Непринужденность расположения скульптурных тел «на высотах» не может скрыть всего разнообразия заочных отношений – и с теми, кто смотрит на эти тела, и с теми, кто находится в соответствующих зданиях и сооружениях и тоже ощущает себя персонажами Гормли. Драматургия жизни высотных тел начинает напоминать чуть ли не историю Карлсона, который, как известно, тоже жил на крыше.

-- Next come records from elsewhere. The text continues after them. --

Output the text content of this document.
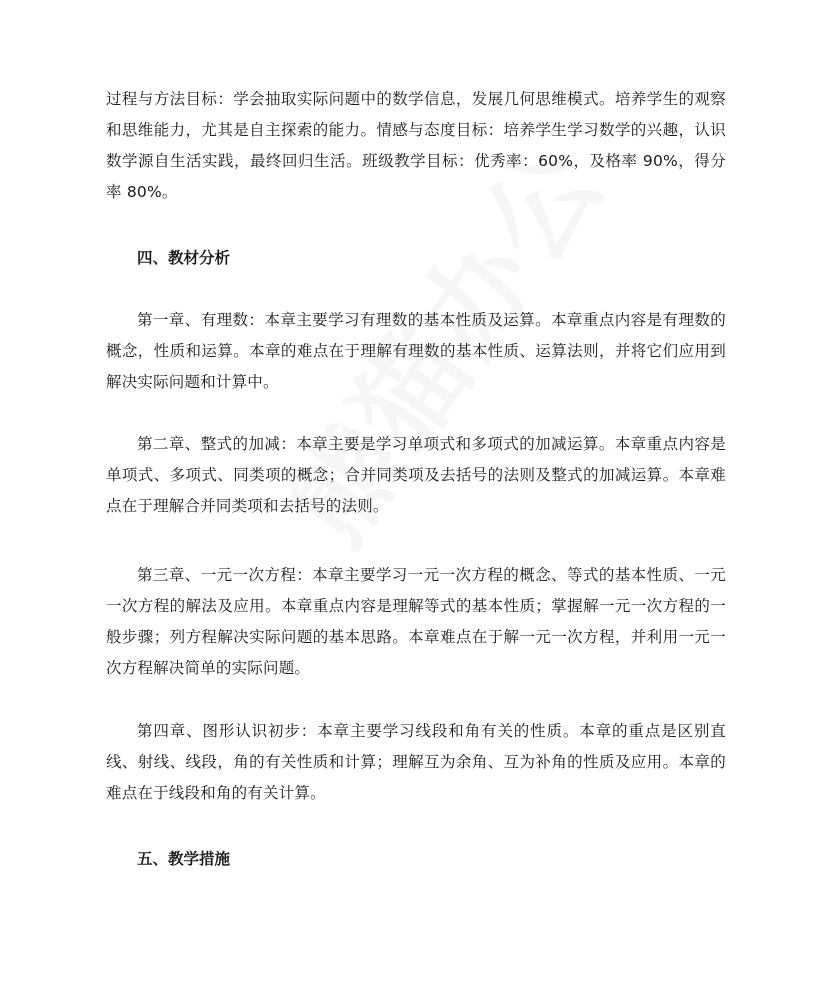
过程与方法目标：学会抽取实际问题中的数学信息，发展几何思维模式。培养学生的观察和思维能力，尤其是自主探索的能力。情感与态度目标：培养学生学习数学的兴趣，认识数学源自生活实践，最终回归生活。班级教学目标：优秀率：60%，及格率 90%，得分率 80%。

四、教材分析

第一章、有理数：本章主要学习有理数的基本性质及运算。本章重点内容是有理数的概念，性质和运算。本章的难点在于理解有理数的基本性质、运算法则，并将它们应用到解决实际问题和计算中。

第二章、整式的加减：本章主要是学习单项式和多项式的加减运算。本章重点内容是单项式、多项式、同类项的概念；合并同类项及去括号的法则及整式的加减运算。本章难点在于理解合并同类项和去括号的法则。

第三章、一元一次方程：本章主要学习一元一次方程的概念、等式的基本性质、一元一次方程的解法及应用。本章重点内容是理解等式的基本性质；掌握解一元一次方程的一般步骤；列方程解决实际问题的基本思路。本章难点在于解一元一次方程，并利用一元一次方程解决简单的实际问题。

第四章、图形认识初步：本章主要学习线段和角有关的性质。本章的重点是区别直线、射线、线段，角的有关性质和计算；理解互为余角、互为补角的性质及应用。本章的难点在于线段和角的有关计算。

五、教学措施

Рассуждая на свои традиционные темы – о телах, пространствах, воплощениях и развоплощениях, – в связи с московскими проектами Гормли рассуждал и о советском космическом Герое Юрии Гагарине, открывшем миру пространство /космос как «достижимое царство прямого эксперимента». В связи с этим нам важно было бы заметить в заключение, что композиционным завершением московской версии проекта Event Horizon нам видится грандиозная фигура этого Героя на площади его имени.

 

2 ОЛЕГ КУЛИК, ИЛИ ZOON POLITICON (1998)

Всякому, кто с детства изучал произведения Карла Маркса, известна формула, демонстрирующая суть учения этого великого философа: «Человек – это общественное животное (zoon politicon), которое только в обществе и может обособляться».

Олег Кулик часто использует этот же термин, когда говорит о метафизических основаниях своего творчества, но делает это с другим акцентом, нежели идеолог диктатуры пролетариата. Он трактует термин «политическое животное» буквально – имея в виду животное, пожелавшее заняться политикой. Парадоксальность такого хода лишь кажущаяся. Он имеет свою историю. Достаточно сослаться на «ферму животных» Оруэлла, где свиньи – тотемные животные Кулика, которых он одновременно и обожествляет, и умерщвляет, – захватывают власть, ведомые по-марксистски настроенным хряком Наполеоном, прообразом которого был, как известно, Сталин. Хряком был и идейный противник Наполеона по кличке Снежок, в котором угадывается Троцкий. Собаки, в которых любит превращаться Кулик, в произведении Оруэлла выполняют роль «чекистов». Одним словом, можно сказать, что политический театр Кулика опирается на солидную традицию. Литературную линию в этой традиции представляет кот Мурр, а политическую – говорящие лошади Свифта, мудрые правители, у которых люди находятся на ролях обслуживающего персонала (знаменитые «йеху»).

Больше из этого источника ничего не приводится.